Changing the automation narrative
Automation has traditionally been associated with manufacturing and assembly. However, innovations in artificial intelligence (AI) and deep learning have widened the reach and scope of automation so that its potential can be felt from shop floors to head offices.
Unfortunately, workforces often express anxiety and even hostility towards technology’s growing reach – often, this is because of cynical, yet dominant, narratives associated with technological advances that posit images of mass layoffs and impossible learning curves. Contrary to popular belief, current automation regimes in HR and payroll are more likely to help human employees work than replace them.
According to a recent study of businesses in Asia Pacific by Willis Towers Watson, two thirds of employers believe that the goal of automation is to augment individual performance. Automation can help maximize employee productivity most directly not in information technology (IT) – as is commonly assumed – but in HR and payroll.
Both HR and payroll demand a combination of creative thinking and mundane, routinized work. This combination is not always mutually inclusive and can hamper an employee’s ability to effectively focus on tasks that require analytical thinking and problem solving.
Automating and streamlining some of these processes frees an employee’s time, providing the space necessary to effectively problem solve and tackle complex tasks. Free from mundane, time intensive processes, many companies are beginning to treat their HR departments as profit centers.
Preparing for automation
Two major misconceptions about automating business processes is that they will either require a major overhaul of an entire IT system or that the software will not be affordable to small and medium sized businesses.
In fact, many HR and payroll applications can easily integrate into existing IT infrastructure. Many professional services firms that offer payroll and HR support and consultancy also have the capacity to implement cost-effective IT solutions.

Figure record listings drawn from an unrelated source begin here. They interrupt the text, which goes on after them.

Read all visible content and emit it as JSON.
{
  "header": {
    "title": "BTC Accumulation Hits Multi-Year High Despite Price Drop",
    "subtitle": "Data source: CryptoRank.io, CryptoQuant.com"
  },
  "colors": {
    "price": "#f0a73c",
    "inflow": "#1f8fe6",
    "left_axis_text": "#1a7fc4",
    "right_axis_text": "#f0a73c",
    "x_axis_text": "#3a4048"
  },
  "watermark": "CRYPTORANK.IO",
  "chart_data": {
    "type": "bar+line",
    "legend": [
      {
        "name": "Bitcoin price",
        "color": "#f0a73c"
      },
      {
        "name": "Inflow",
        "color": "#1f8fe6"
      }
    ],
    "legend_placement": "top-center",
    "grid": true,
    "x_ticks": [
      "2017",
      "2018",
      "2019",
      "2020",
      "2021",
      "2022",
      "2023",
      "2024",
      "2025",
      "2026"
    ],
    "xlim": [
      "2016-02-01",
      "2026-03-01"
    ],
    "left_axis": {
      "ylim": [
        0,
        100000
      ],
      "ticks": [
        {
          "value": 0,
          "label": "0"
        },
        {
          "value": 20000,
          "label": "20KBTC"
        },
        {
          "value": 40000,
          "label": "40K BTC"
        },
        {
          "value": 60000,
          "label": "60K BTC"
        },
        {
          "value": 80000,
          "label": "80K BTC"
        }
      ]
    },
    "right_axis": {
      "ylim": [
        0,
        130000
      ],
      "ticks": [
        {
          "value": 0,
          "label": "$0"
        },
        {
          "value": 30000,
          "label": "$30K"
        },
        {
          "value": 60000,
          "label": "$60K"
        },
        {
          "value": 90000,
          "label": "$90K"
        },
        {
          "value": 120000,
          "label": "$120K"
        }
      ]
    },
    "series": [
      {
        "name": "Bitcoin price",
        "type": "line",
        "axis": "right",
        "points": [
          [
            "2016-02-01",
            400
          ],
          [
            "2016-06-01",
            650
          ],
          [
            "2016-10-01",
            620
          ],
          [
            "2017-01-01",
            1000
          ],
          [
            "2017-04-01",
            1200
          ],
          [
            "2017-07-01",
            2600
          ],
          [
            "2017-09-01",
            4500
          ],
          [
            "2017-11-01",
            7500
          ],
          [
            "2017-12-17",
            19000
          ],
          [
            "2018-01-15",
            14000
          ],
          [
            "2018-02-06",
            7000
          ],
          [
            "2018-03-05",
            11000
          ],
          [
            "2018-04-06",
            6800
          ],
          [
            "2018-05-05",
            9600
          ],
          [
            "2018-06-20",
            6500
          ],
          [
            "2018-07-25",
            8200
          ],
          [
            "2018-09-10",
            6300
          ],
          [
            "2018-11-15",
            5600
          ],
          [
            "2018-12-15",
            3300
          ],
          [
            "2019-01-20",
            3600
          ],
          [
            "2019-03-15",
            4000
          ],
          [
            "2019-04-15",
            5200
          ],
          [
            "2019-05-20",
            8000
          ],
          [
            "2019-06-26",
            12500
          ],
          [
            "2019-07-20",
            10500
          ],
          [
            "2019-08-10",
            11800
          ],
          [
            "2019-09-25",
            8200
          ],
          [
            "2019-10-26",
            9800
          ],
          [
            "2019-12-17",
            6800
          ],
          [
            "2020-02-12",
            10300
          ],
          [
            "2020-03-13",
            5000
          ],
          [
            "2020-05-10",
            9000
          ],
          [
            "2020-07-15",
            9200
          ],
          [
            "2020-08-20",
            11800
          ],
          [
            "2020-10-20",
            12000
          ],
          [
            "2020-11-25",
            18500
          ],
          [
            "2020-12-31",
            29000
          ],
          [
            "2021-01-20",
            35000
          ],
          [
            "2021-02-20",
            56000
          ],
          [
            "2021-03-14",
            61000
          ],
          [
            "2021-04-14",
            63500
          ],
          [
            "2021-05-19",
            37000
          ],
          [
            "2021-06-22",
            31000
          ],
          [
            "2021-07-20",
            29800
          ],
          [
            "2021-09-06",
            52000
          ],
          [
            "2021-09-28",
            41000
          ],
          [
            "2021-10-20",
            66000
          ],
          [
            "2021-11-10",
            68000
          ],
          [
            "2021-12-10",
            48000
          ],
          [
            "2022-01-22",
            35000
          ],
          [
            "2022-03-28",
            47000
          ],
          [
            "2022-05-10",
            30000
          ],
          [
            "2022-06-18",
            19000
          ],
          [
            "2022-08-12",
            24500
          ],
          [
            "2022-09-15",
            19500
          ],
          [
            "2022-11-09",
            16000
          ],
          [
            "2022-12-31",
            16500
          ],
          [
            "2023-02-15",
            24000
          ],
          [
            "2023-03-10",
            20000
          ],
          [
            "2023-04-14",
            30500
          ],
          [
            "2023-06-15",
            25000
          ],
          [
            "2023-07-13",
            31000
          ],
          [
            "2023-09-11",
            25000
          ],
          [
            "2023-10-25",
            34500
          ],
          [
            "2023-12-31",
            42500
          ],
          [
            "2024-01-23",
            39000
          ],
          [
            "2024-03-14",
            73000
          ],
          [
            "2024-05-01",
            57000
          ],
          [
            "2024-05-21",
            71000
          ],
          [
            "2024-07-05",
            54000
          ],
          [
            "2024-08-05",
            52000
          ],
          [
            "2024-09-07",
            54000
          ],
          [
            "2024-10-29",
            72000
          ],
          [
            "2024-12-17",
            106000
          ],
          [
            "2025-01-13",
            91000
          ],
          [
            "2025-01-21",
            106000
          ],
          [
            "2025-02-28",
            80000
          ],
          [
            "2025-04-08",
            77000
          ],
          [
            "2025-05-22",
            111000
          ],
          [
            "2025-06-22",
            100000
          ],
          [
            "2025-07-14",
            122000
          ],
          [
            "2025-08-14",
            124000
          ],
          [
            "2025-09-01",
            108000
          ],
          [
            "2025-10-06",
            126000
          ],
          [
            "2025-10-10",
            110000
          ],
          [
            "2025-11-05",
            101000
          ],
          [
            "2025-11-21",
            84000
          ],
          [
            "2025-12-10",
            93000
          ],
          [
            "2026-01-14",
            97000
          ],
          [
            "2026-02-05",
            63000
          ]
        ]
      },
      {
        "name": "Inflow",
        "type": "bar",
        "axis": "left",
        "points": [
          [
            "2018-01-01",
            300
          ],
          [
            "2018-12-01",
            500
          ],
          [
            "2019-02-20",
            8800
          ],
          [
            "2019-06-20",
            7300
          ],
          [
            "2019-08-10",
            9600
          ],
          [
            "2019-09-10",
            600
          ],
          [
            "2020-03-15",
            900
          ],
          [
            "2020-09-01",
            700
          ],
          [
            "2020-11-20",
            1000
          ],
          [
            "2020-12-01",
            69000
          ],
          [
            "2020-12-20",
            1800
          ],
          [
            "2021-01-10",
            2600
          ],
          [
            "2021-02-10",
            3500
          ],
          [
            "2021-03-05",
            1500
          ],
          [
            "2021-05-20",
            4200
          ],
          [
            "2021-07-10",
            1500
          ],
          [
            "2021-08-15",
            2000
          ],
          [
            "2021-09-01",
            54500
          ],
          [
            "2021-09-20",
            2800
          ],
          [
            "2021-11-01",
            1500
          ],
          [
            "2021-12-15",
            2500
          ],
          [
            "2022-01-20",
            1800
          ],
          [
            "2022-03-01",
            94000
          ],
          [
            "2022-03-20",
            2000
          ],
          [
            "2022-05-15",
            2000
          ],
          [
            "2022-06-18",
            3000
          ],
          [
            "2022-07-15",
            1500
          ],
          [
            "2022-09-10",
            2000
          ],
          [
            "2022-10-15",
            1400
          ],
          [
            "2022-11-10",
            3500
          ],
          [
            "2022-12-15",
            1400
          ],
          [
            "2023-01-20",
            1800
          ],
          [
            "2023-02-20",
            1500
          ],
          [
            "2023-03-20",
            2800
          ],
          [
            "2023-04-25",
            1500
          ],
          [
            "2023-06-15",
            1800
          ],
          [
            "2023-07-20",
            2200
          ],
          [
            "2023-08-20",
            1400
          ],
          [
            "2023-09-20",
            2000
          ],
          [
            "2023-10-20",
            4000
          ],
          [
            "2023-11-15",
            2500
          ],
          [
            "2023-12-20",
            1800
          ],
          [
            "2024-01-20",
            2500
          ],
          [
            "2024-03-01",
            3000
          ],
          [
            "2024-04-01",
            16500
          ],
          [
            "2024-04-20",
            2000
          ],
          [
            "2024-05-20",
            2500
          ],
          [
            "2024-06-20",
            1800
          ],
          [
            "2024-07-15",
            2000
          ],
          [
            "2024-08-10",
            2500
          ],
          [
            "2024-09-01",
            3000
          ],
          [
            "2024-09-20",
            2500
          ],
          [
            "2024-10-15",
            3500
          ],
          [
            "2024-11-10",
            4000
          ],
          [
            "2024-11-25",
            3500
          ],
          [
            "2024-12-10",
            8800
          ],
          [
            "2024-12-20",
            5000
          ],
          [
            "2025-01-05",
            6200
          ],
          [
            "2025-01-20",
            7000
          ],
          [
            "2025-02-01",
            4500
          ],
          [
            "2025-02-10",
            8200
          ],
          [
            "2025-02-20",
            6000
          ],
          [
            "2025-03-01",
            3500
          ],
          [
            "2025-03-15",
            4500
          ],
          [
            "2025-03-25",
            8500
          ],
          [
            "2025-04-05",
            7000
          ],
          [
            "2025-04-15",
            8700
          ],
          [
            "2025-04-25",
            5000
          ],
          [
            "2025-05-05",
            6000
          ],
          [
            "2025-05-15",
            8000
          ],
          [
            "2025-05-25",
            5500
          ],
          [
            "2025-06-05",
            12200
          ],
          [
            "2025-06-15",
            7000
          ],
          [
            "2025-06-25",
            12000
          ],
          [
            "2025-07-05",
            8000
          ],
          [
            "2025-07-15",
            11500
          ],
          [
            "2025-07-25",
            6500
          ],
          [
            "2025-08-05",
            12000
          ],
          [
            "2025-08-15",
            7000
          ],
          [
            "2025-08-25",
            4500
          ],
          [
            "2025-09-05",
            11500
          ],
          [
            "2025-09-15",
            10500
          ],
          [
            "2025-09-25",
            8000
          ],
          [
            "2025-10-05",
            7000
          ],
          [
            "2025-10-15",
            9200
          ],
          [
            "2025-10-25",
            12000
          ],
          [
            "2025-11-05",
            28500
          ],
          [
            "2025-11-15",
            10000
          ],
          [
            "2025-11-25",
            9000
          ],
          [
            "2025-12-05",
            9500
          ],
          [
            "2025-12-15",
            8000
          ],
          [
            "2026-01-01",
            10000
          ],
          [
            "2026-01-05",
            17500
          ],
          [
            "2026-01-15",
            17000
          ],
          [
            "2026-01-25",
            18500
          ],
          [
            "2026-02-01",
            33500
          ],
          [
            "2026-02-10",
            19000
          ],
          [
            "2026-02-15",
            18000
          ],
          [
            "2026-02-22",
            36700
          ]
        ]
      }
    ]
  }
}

Getting IT, payroll, and HR support from the same provider means a more integrated system with comprehensive troubleshooting and analytical reporting.
Alternatively, businesses can explore migrating their on-premise servers and business processes onto the internet through a ‘cloud’. Though cloud migration is a significant internal change, it will save businesses money in the long term – allowing them to adapt to new technologies more organically and without expensive upfront investments into physical infrastructure and hardware.
A practical approach to automation
To provide a clearer picture of what automated HR and payroll functions could look like for business, we asked Thomas Zhang, IT director of Dezan Shira & Associates, to explain several important, user-friendly applications businesses first look to when embracing automation.
Zhang is an IT expert who has overseen the development of Dezan Shira’s cloud-based integrated HR and payroll system Asia Admin.
Automated payroll systems
An automated payroll system should be able to automatically calculate employees’ payroll data and generate reports on this information for management. A data verification mechanism should be inbuilt to the application’s algorithm.
Such an application would save internal staff from having to manually fill in spreadsheets on a regular basis – a tedious though time consuming task with a high margin for human error. Reducing mistakes in payroll processing minimizes the risk of violating local regulations.
An automated HR system should be able to automatically process and standardize employee information without having to re-enter it manually across multiple platforms. This is of particular importance when dealing with offices that operate in multiple languages.
An automated HR also means simpler data collection – enabling staff to submit individual data on a self-service tool – as well as easily generated reports and employee profiles for management. HR applications should provide single portals for submitted, receiving and approving employee requests with built in notifications for both the supervisor and the employee.
Integrating HR and payroll systems
Integrating HR and payroll systems through automated applications facilitates the easy exchange of data between both systems.
If an employee takes an unpaid leave in the HR system, for example, this information will be automatically transferred to the payroll system when calculating the employee’s next salary payment. Similarly, if an employee receives a pay raise or bonus, the payroll system can readjust their salary without manual imputing the data a second time.
Company health and analytics
Automating key business processes means that mass amounts of a company’s raw data are processed and stored on a single, intelligent data point. An often overlooked benefit of automating HR and payroll processing is the company insights and analytics this data can produce. Additional applications, such as Microsoft’s Power BI, can visualize this data into graphs, charts, and infographics updated daily onto customized dashboards.
Stakeholders in a company’s home country can access always up-to-date analytics about their operations in Asia – ensuring informed decision-making, reducing the chances of fraud in remote offices, and improving knowledge sharing with offices separated by geography, time zones, and language.